Now I work rural so I see the same nurses and doctors. Heck they call with updates on patients so I guess I do tend to get more follow up information than many in the city it seems. I just got w/o asking an update on a patient from 2 months ago. Only reason they stayed in my mind is the doctor ignored my field diagnosis and almost cost the patient their life before finding out it was what I said and actually much worse.

OK w/o complete details I got pissed off when a ( by their claim I have found no proof ) former New York Paramedic came up after I had fought a losing battle with death and claimed more than 400 ROSC to limited or no deficit discharge during their less than 10 years with them. I thought maybe I misunderstood and said wow 40 way to go. They said no over 400 and that number can be verified by the department as they keep stats. Well I told them sorry don't buy it. Later they told others the same thing so it was not just my bad hearing. In contacting people I know in New York none of them have ever seen or heard of anyone with that many saves.

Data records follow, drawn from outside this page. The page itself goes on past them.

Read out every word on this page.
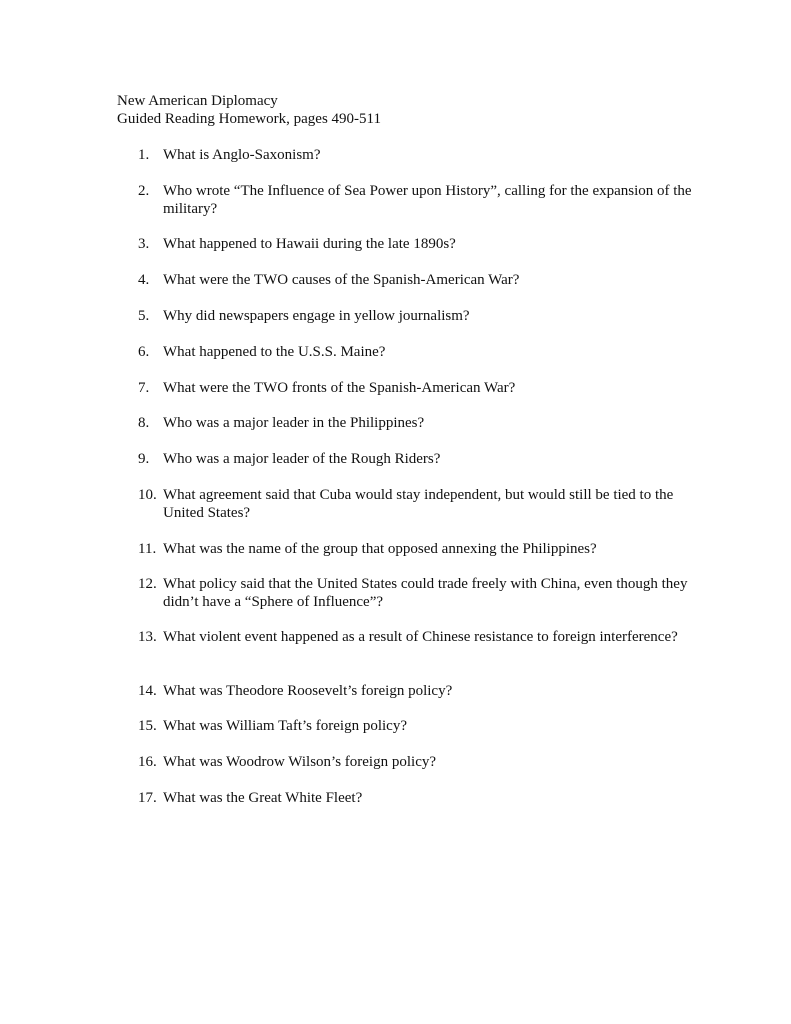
New American Diplomacy
Guided Reading Homework, pages 490-511
1. What is Anglo-Saxonism?
2. Who wrote “The Influence of Sea Power upon History”, calling for the expansion of the military?
3. What happened to Hawaii during the late 1890s?
4. What were the TWO causes of the Spanish-American War?
5. Why did newspapers engage in yellow journalism?
6. What happened to the U.S.S. Maine?
7. What were the TWO fronts of the Spanish-American War?
8. Who was a major leader in the Philippines?
9. Who was a major leader of the Rough Riders?
10. What agreement said that Cuba would stay independent, but would still be tied to the United States?
11. What was the name of the group that opposed annexing the Philippines?
12. What policy said that the United States could trade freely with China, even though they didn’t have a “Sphere of Influence”?
13. What violent event happened as a result of Chinese resistance to foreign interference?
14. What was Theodore Roosevelt’s foreign policy?
15. What was William Taft’s foreign policy?
16. What was Woodrow Wilson’s foreign policy?
17. What was the Great White Fleet?
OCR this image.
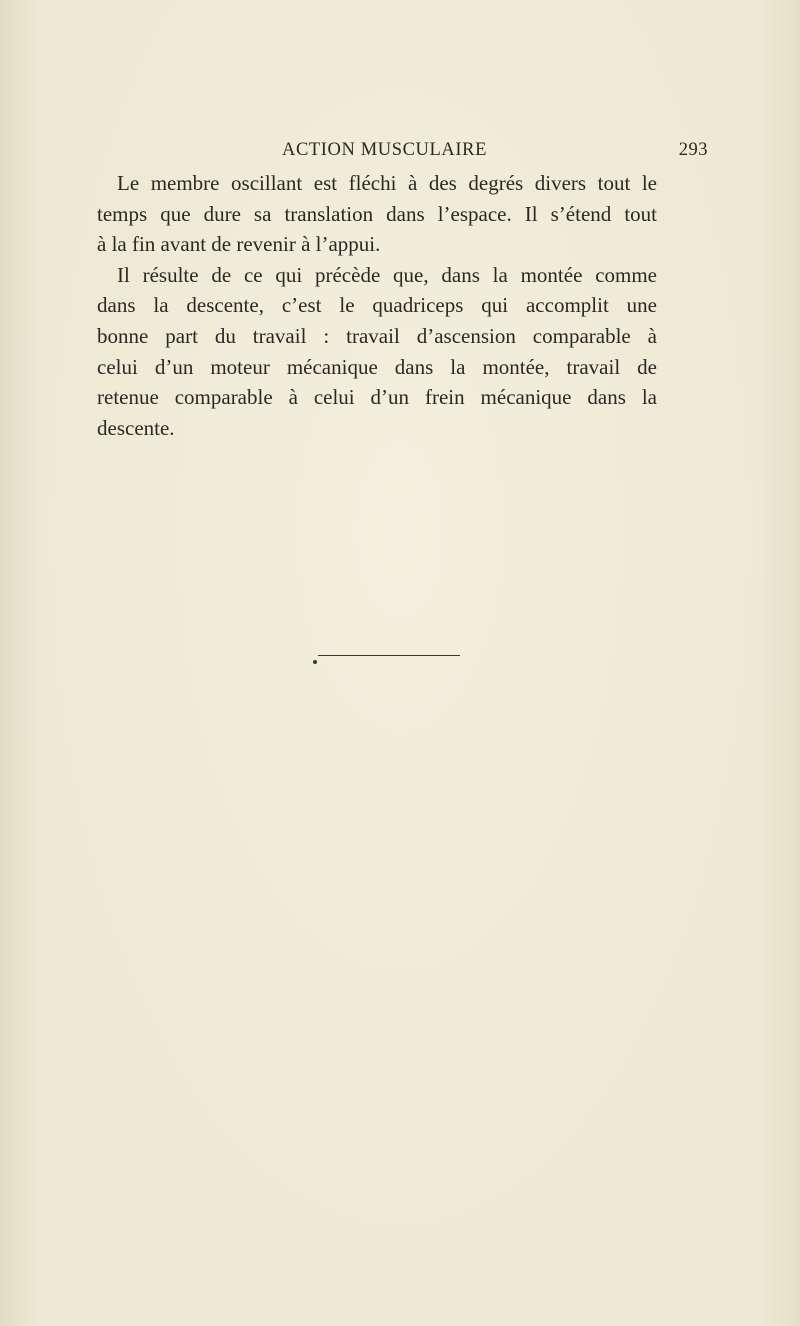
ACTION MUSCULAIRE	293
Le membre oscillant est fléchi à des degrés divers tout le
temps que dure sa translation dans l’espace. Il s’étend tout
à la fin avant de revenir à l’appui.
Il résulte de ce qui précède que, dans la montée comme
dans la descente, c’est le quadriceps qui accomplit une
bonne part du travail : travail d’ascension comparable à
celui d’un moteur mécanique dans la montée, travail de
retenue comparable à celui d’un frein mécanique dans la
descente.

Well what about anyone here prehospital ever save over 400 ( or know of anyone )by the definition of ROSC and discharge still functionable?
 
A guy I used to work with had maybe a couple of dozen, but he was a major magnet. I could work shift after shift and see no patients that actually needed an ambulance, and he could count on 6 drug boxes a shift.

Me, I count 3. In 15 years, combined rural and urban, with 8 years of that on intermittent maternity leave. And one was a BLS choking save, which was fantastic for the kid, but some medics don't consider that. He was pulseless when we arrived, but we just focused on getting his airway cleared and within 2 minutes he was breathing again, and was a normal toddler when we got him to the er.

Never even got him on the monitor until he was starting to breathe and we realized we didn't have a sat monitor on.

That was a true save...the kid is 11 now, and when I watch him play baseball, I'm so thankful for the opportunity to do this job.
 
I agree a save is ROSC to discharge neuro intact or close to it.

I voted 8-12, there may be a few more or less....

I omitted all the patients I ushered from the gates of darkness.... before they went pulseless...:)
 
HEck, my fist summer I had three saves and about 11 assists.

I was a dock hand, life guard and first-aider at 7,000 feet in the San Bernardino mountains.

After about thirty-five years as a nurse doing primary care/man downs, a foot ball team/cheer squad first aider, ambulance tech and military ff and med tech, many; but only one code ever resulted in the patient leaving the hospital in better shape than she had been in before we were called...much better, in fact.
 
i've worked about 25 codes and i don't even remember if any of those people were ever discharged. Heck i even worked with them more than one day. But you rarely see a patient discharged home from the ICU and you NEVER see the nurses you send them down to as their care is stepped down.

Got plenty of ROSC, but don't know jack about outcomes.